Activating real action
Contrary to popular belief, TikTok has moved well beyond its early days of catchy memes: Now, TikTok videos are being used to tell stories, stage protests and engage with the world in a serious and compelling way on the most important social issues.
In July, our sister company Reach3 Insights used our platform to look at TikTok's role as a driver of social activism. The findings demonstrated just how engaged Gen Z is: Of the 495 people surveyed, 76% of those 13-24 said Black Lives Matter was the social issue that mattered most to them, compared to 44% of those aged 25 and up. Similarly, issues ranging from gun violence to women's rights, LGBTQ+ rights to climate change, scored significantly higher amongst Gen Z than with older cohorts.
And TikTok is seen as a vehicle for change: 57% of Gen Zs surveyed said TikTok helps to keep them abreast of the news, with 77% saying it's helped them learn more about social justice and politics. On the pressing topic of Black Lives Matter, 94% of users think TikTok has led to meaningful action — a sentiment borne out by the facts: 26% of TikTok users report they've attended a BLM protest, which is twice the percentage of non-TikTok users.
Engaging with the TikTok generation
Gen Zers are notoriously difficult to conduct continuous research with, but TikTok represents a fresh opportunity for marketers who are willing to fully embrace a mobile-first ecosystem. TikTok videos seamlessly combine text, videos, audio and images in a way that is made specifically for smartphones, which is vastly different from the clunky, email-based surveys that many marketers historically rely on. If we want Gen Zers to share their unfiltered opinions, we should look at the ways they communicate with each other online, and recreate the look and feel of those interactions.
Perhaps more importantly, TikTok highlights how eager Gen Zers are to be heard. They have ideas to share with the world, and they want to make a difference. It takes a thoughtful approach, but brands can glean important insights from Gen Zers by engaging them on a regular basis to understand what's really going on in their world.
Creating your own community
Being able to reach this kind of engaged user represents a golden opportunity, especially for brands that align with the social interests of Gen Z. But like any social media platform, you don't have much control over the environment you're operating in. With Facebook and Instagram, you're limited based on the immense power of the Zuckerberg empire and its terms of usage. With TikTok, there's the added wrinkle that the Chinese government holds significant sway over TikTok's owner, Beijing-based ByteDance (to say nothing of the company's ongoing ownership saga).
Whether it's TikTok or another app, though, marketers need to wade cautiously into these turbulent waters: find the key people you want to talk to, and pull them into a private community where you can shape the experience — and where their data is protected.

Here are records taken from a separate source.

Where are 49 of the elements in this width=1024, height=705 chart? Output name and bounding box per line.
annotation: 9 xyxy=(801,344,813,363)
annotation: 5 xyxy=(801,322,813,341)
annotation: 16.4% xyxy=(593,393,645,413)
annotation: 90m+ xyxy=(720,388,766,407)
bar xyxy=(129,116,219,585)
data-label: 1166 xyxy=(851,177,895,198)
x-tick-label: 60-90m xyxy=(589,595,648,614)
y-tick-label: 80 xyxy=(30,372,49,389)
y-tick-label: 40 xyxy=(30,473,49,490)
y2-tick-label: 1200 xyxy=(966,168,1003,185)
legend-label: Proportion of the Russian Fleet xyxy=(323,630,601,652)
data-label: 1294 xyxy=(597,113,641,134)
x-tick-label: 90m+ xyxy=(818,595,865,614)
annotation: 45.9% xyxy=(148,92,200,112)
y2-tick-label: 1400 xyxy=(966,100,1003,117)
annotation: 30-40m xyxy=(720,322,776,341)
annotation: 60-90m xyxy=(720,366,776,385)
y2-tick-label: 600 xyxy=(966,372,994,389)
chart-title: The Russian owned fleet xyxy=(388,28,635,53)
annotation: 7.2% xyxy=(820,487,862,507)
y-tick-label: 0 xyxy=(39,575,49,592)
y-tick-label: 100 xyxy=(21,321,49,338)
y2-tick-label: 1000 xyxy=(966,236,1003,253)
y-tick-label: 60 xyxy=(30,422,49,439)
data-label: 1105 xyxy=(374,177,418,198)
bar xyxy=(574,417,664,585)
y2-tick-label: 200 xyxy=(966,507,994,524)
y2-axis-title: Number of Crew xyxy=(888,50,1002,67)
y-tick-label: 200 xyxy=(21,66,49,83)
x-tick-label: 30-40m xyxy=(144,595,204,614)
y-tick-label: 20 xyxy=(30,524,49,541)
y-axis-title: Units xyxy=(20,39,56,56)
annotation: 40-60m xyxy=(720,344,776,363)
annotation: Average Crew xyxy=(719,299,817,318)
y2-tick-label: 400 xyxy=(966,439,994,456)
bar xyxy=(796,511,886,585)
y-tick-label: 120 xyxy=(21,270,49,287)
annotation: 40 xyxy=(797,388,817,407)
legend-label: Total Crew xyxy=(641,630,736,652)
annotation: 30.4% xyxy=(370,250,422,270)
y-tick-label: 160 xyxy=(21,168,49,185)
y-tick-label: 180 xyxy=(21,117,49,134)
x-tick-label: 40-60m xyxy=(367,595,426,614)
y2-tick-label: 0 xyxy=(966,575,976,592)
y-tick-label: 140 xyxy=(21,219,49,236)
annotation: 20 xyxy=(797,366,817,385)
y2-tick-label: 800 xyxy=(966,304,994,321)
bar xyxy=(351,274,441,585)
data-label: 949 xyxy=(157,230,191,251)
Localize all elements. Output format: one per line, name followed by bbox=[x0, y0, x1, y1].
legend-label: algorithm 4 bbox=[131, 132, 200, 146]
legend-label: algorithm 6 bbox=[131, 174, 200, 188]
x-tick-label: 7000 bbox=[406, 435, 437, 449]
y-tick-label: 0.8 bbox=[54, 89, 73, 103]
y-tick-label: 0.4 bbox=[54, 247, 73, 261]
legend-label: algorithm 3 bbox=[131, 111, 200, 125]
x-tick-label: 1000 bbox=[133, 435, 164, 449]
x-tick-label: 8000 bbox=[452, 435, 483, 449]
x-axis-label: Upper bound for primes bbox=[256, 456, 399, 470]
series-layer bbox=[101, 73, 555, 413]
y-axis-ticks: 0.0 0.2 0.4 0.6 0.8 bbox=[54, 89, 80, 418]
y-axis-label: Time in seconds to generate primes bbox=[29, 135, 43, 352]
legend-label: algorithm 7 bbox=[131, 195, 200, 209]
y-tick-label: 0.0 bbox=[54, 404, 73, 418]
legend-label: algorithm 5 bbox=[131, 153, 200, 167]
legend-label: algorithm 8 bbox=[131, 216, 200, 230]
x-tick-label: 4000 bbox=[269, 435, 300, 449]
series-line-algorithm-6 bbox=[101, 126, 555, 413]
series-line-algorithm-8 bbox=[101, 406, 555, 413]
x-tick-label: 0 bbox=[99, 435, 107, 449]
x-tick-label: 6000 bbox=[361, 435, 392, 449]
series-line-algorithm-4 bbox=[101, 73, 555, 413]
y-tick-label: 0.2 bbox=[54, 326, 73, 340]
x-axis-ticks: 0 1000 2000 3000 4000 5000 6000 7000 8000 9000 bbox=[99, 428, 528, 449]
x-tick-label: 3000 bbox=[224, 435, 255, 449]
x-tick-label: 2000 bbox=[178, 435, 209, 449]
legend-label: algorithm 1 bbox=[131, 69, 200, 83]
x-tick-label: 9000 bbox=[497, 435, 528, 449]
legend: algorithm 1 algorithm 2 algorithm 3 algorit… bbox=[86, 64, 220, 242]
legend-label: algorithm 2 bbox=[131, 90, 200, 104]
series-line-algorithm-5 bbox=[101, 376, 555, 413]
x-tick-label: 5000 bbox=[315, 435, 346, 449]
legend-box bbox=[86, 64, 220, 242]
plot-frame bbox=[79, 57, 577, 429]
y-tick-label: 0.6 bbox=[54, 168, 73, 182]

While apps will come and go (or get swallowed whole by the biggest fish in the sea, Facebook), the fact is that with each new platform, users' ability to express themselves as creators and communicators has grown. Gen Z, using today's favored platform, TikTok, is proving to the world that it is a lot more creative and socially engaged that many who have come before them. If marketers can speak to them on their own terms and adapt marketing strategies accordingly, they'll be able to catch valuable attention and build lasting relationships with this increasingly influential generation.